Tuesday, July 11, 2006

I blame the metric system

As I may have mentioned previously, I share an office with seven other students. I shouldn't complain, because sharing an office implies that we have office space, which is not true for all PhD students in my school. Although many students in my department work from home, most of my work is done in the office, since the kids' daycare is just a couple of blocks away. All of my books, my notes, my articles, my old inspiring fortune cookie fortunes (cookie fortunes? just fortunes?) are in my office space. Working elsewhere is very difficult from a practical point of view.

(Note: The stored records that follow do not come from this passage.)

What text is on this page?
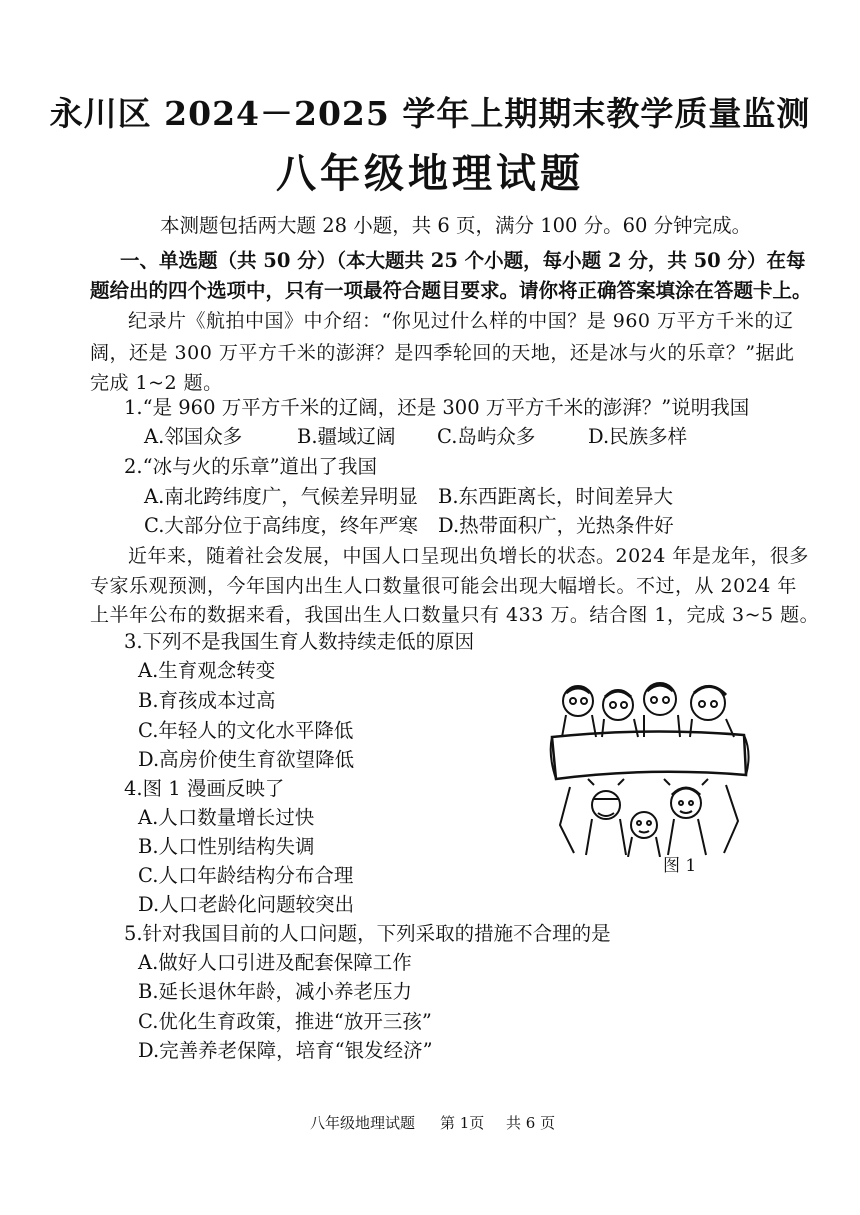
永川区 2024－2025 学年上期期末教学质量监测
八年级地理试题
本测题包括两大题 28 小题，共 6 页，满分 100 分。60 分钟完成。
一、单选题（共 50 分）（本大题共 25 个小题，每小题 2 分，共 50 分）在每
题给出的四个选项中，只有一项最符合题目要求。请你将正确答案填涂在答题卡上。
纪录片《航拍中国》中介绍：“你见过什么样的中国？是 960 万平方千米的辽
阔，还是 300 万平方千米的澎湃？是四季轮回的天地，还是冰与火的乐章？”据此
完成 1~2 题。
1.“是 960 万平方千米的辽阔，还是 300 万平方千米的澎湃？”说明我国
A.邻国众多	B.疆域辽阔 C.岛屿众多	D.民族多样
2.“冰与火的乐章”道出了我国
A.南北跨纬度广，气候差异明显 B.东西距离长，时间差异大
C.大部分位于高纬度，终年严寒 D.热带面积广，光热条件好
近年来，随着社会发展，中国人口呈现出负增长的状态。2024 年是龙年，很多
专家乐观预测，今年国内出生人口数量很可能会出现大幅增长。不过，从 2024 年
上半年公布的数据来看，我国出生人口数量只有 433 万。结合图 1，完成 3~5 题。
3.下列不是我国生育人数持续走低的原因
A.生育观念转变
B.育孩成本过高
C.年轻人的文化水平降低
D.高房价使生育欲望降低
4.图 1 漫画反映了
A.人口数量增长过快
B.人口性别结构失调
C.人口年龄结构分布合理
D.人口老龄化问题较突出
5.针对我国目前的人口问题，下列采取的措施不合理的是
A.做好人口引进及配套保障工作
B.延长退休年龄，减小养老压力
C.优化生育政策，推进“放开三孩”
D.完善养老保障，培育“银发经济”
图 1
八年级地理试题 第 1页 共 6 页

While I do have an alarming number of officemates for a small space, they are all quite nice. They are also all international students. Most are Chinese, so our office is filled with conversation that is unintelligble to me. (As an aside, DT, who is American-born Chinese, says that Chinese is meant to be shouted across a restaurant. I now believe it is also meant to be shouted across grad student offices.) A typical eavesdropping endeavor for me produces gems such as: "(something something something) regression (something something) left-censoring (something something) bossy MDs don't know what a p-value is." (Not an exact quote.)

Besides being quite nice and quite loud, though, one of my officemates is also possessed of absolutely no body fat, and I have a hypothesis that this leads to temperature regulation issues. She won't say anything out loud about it, but whenever she's alone in the office, the thermostat magically goes up to 95 degrees. (I'm assuming that Farhenheit degrees are so unfamiliar that she just pushes the thermostat all the way and figures no matter how high it gets, it still won't meet whatever Celsius temperature she'd choose.)

We live in a very warm place, and still, the heater has been on in the office nearly all summer. Every morning when I come in, the office is 86 degrees, because the heater just can't get it any hotter than that. All of my other officemates are too nice to say anything or change the thermostat, although they look relieved and agree readily when I propose turning it down to an icy 80 degrees. I feel like the ugly American for not being able just to let her keep the office hot, since everyone else is dealing with it somehow, but I get so hot that I truly can't work. I have struggled to find a solution (turning the thermostat down a degree at a time to try to find a happy medium, subtly leaving a polar bear costume on her chair, stripping naked to work) but no dice.

Yesterday, I made a decision. I'm cutting and running. One of my friends just defended her dissertation, and I've requested a move to her office space. It's smaller, but with fewer people, and I'm hoping there's leftover good mojo since my friend was able to finish her degree while working there.

Most importantly, there's no thermostat.

4 comments:

Anonymous said...

p-value: the probability that the difference observed between groups is due to chance alone (or alternately, that the observed sample came from the tested population given the assumption that the null hypothesis is true).

Celsius is of course way hotter than Farenheit. Swede vs. German? No contest. If the classmate is really going just by the numbers, it would be arctic, no?

Anonymous said...

strip naked to work? don't do that to me, I'm trying to work.

Ruth said...

Hi, Bossymd! Wonder who you are?

You're pretty close on the p-value definition, close enough that I almost don't want to correct you... Oh, what the heck. To be rigorous, you should probably mention that it's the probability of seeing the observed data *or something more extreme* under the null. And I'm not sure what a "tested population" is...

I really hope you're who I think you are instead of some well-meaning stranger who I've just alienated. :)

Anonymous said...

What if I'm some well-meaning friend who you've just alienated!

Perhaps I should have said testy population, instead, Jeesh.